By Dr. Paul Ehrlich
As our millions of followers know, Dr. Chiaramonte and I are very particular about how we use allergy tests. Physicians who rely solely on tests to diagnose an allergy without a proper history or specialized clinical experience are going to end up with a lot of false positives and treatment that is wrong and expensive. This is particularly important with food allergies because it affects diet. Avoiding too many foods can lead to malnutrition.
As we say in our book: “The science shows us that skin tests and blood tests don’t really measure the same things. The antibodies that register in a blood test have a half-life of two days. They come and go without putting your immune system on a state of red alert. The ones that react in the skin have a half-life of six to eight weeks, which means that your body is ready to strike for a protracted period.”
The new NIAID food allergy guidelines call for abandoning the old blood tests—called RAST (radioallergosorbent test) in favor of “sensitive fluorescence enzyme-labeled assays” which measure allergy at the molecular level.
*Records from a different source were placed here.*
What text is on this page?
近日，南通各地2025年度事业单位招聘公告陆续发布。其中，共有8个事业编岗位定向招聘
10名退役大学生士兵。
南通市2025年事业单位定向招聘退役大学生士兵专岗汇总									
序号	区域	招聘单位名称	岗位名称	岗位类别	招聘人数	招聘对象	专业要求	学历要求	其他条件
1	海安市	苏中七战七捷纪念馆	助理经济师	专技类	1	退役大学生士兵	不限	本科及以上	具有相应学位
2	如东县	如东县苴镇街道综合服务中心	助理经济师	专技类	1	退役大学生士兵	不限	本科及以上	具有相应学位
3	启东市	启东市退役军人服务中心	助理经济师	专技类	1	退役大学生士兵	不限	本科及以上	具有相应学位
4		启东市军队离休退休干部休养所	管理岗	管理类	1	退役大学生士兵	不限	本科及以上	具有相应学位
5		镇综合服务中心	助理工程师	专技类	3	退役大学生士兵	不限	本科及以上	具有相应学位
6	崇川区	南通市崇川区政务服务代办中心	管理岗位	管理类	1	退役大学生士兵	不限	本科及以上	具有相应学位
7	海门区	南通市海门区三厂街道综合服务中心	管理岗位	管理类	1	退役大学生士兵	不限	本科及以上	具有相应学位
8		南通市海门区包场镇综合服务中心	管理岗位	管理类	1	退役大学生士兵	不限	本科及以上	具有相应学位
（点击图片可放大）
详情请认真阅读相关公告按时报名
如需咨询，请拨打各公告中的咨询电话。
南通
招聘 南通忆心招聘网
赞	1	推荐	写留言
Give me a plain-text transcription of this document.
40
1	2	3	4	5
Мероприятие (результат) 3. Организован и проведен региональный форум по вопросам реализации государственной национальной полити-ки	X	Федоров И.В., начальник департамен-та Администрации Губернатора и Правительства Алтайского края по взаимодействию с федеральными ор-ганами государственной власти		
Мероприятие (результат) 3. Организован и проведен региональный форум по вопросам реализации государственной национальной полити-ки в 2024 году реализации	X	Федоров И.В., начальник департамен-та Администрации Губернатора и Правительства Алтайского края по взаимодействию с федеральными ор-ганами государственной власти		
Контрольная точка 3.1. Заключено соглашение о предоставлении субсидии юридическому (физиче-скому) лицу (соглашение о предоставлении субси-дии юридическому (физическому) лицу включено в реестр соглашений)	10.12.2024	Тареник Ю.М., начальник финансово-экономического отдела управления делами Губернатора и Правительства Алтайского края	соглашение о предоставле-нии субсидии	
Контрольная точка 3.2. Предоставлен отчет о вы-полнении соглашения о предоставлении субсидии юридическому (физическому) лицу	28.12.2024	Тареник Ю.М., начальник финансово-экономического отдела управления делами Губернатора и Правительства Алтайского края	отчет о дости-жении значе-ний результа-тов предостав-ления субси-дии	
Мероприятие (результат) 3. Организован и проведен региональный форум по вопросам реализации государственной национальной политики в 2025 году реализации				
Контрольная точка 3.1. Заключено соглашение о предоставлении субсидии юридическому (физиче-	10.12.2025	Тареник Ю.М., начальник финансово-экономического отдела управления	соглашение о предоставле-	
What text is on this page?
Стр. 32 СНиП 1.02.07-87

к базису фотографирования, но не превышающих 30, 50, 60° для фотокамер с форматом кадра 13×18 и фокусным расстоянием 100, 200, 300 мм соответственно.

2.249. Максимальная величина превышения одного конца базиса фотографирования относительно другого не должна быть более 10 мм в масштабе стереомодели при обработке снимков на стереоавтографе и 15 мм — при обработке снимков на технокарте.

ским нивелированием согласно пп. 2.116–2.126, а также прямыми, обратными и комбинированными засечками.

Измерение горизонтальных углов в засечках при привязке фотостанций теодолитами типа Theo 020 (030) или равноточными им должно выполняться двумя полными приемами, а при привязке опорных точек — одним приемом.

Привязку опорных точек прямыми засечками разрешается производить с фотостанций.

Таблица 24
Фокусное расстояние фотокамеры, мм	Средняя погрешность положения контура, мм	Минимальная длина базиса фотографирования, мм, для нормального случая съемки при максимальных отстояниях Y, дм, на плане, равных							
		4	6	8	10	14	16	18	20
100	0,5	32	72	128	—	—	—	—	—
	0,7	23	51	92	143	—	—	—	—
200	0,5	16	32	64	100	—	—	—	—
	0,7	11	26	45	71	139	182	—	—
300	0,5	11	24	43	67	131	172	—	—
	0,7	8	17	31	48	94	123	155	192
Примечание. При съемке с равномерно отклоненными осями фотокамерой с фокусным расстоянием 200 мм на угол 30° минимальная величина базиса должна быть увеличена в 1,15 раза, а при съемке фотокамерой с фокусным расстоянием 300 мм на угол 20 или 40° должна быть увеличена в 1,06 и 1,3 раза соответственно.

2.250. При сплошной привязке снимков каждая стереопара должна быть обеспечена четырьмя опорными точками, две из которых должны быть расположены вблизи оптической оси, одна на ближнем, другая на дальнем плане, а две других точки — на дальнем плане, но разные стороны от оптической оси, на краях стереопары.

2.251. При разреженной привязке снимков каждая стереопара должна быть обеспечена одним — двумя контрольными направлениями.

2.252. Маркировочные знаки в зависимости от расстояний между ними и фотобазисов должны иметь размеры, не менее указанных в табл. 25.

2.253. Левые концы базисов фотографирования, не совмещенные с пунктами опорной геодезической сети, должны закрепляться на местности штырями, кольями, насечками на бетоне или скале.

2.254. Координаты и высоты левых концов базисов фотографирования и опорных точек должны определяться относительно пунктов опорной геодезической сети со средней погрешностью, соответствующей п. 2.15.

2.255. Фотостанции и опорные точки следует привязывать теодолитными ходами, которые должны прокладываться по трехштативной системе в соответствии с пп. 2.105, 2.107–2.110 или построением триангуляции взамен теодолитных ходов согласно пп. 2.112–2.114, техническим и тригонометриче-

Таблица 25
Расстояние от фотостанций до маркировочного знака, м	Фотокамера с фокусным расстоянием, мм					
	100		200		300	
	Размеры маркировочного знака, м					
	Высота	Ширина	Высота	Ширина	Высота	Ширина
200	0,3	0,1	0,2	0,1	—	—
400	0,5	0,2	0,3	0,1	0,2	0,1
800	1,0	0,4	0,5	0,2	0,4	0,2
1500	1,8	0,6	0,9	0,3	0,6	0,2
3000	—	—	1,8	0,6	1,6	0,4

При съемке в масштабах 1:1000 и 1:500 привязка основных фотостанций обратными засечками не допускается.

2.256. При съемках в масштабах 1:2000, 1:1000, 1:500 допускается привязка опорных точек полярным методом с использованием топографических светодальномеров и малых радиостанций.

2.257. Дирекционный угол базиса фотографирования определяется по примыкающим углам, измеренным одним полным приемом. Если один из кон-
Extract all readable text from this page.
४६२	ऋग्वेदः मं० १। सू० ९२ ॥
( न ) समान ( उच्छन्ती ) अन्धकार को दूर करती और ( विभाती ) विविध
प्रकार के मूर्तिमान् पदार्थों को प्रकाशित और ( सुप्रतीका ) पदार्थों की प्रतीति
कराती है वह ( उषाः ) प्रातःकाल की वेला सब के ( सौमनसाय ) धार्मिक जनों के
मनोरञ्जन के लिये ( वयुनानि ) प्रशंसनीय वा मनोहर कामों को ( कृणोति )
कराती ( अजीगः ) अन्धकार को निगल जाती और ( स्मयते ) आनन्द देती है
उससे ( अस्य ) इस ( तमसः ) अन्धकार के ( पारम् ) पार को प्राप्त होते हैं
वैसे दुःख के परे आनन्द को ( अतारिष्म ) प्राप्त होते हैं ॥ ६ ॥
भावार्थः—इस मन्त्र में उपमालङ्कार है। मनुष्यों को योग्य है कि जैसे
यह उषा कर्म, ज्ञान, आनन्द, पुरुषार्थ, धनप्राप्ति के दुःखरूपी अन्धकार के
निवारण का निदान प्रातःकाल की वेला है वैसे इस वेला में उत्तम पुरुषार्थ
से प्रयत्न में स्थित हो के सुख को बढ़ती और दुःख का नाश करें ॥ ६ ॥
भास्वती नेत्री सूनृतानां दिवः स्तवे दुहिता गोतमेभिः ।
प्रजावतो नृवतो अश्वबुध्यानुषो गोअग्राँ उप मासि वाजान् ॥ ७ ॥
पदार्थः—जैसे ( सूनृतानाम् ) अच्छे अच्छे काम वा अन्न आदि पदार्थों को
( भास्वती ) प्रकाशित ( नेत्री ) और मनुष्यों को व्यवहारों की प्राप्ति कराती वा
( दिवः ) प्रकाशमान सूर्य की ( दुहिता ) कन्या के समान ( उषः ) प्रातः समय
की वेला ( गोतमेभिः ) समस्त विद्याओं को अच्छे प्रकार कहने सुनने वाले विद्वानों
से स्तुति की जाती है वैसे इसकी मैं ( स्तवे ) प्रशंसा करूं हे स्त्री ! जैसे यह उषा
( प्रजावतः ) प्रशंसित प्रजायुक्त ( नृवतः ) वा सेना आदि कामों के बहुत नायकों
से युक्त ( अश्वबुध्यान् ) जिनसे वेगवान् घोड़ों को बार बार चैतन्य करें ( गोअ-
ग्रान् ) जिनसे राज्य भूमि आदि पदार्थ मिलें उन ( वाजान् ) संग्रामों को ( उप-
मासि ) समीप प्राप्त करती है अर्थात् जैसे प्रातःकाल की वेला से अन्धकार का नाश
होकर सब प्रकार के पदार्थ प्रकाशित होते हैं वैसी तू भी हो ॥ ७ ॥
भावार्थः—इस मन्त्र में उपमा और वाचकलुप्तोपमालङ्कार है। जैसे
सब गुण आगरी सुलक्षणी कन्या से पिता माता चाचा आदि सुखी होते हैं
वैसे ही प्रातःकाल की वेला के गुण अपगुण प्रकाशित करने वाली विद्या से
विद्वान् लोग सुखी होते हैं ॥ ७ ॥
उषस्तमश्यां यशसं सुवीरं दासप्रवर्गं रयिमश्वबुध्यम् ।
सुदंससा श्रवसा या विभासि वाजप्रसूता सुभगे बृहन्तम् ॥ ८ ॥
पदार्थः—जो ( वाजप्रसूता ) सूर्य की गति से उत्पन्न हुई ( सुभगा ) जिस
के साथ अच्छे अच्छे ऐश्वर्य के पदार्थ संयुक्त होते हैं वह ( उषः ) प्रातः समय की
I use these, and they are a great step forward, but it’s still no substitute for my own clinical judgment as an allergist. Among other things, they can help tell whether a patient is dangerously allergic to, say, peanuts, or mildly so.
But that’s not why I’m writing this. When new patients bring us previous test results, we often find ourselves fighting not the last war, but the one before that. For example, one “alternative” practitioner recently came to our attention for warning about allergy to caffeine, which is not an allergen, as I have written previously. What does he use to support his allergy diagnoses? A test called ELISA. I couldn’t believe it. This test is the poster child for false positives. It may indicate reactivity by revealing IgG—the good antibody—but it doesn’t reliably show allergy.
However, my surprise was mild compared to what I felt when presented with results for something called AllerTest, which is marketed along with nutritional supplements by something called the Trump Network—yes, that Trump. Far be it from me to disparage these tests without knowing more about them, and that is the point. There is no evidence I can find how they work, or if they work at all, not even on their website, let alone the medical literature. Absent evidence, as a doctor, I can only recommend that the Trump empire stick to real estate development. As a New Yorker, that’s a hard line to write. Suffice it to say, I went back to the drawing board with this patient.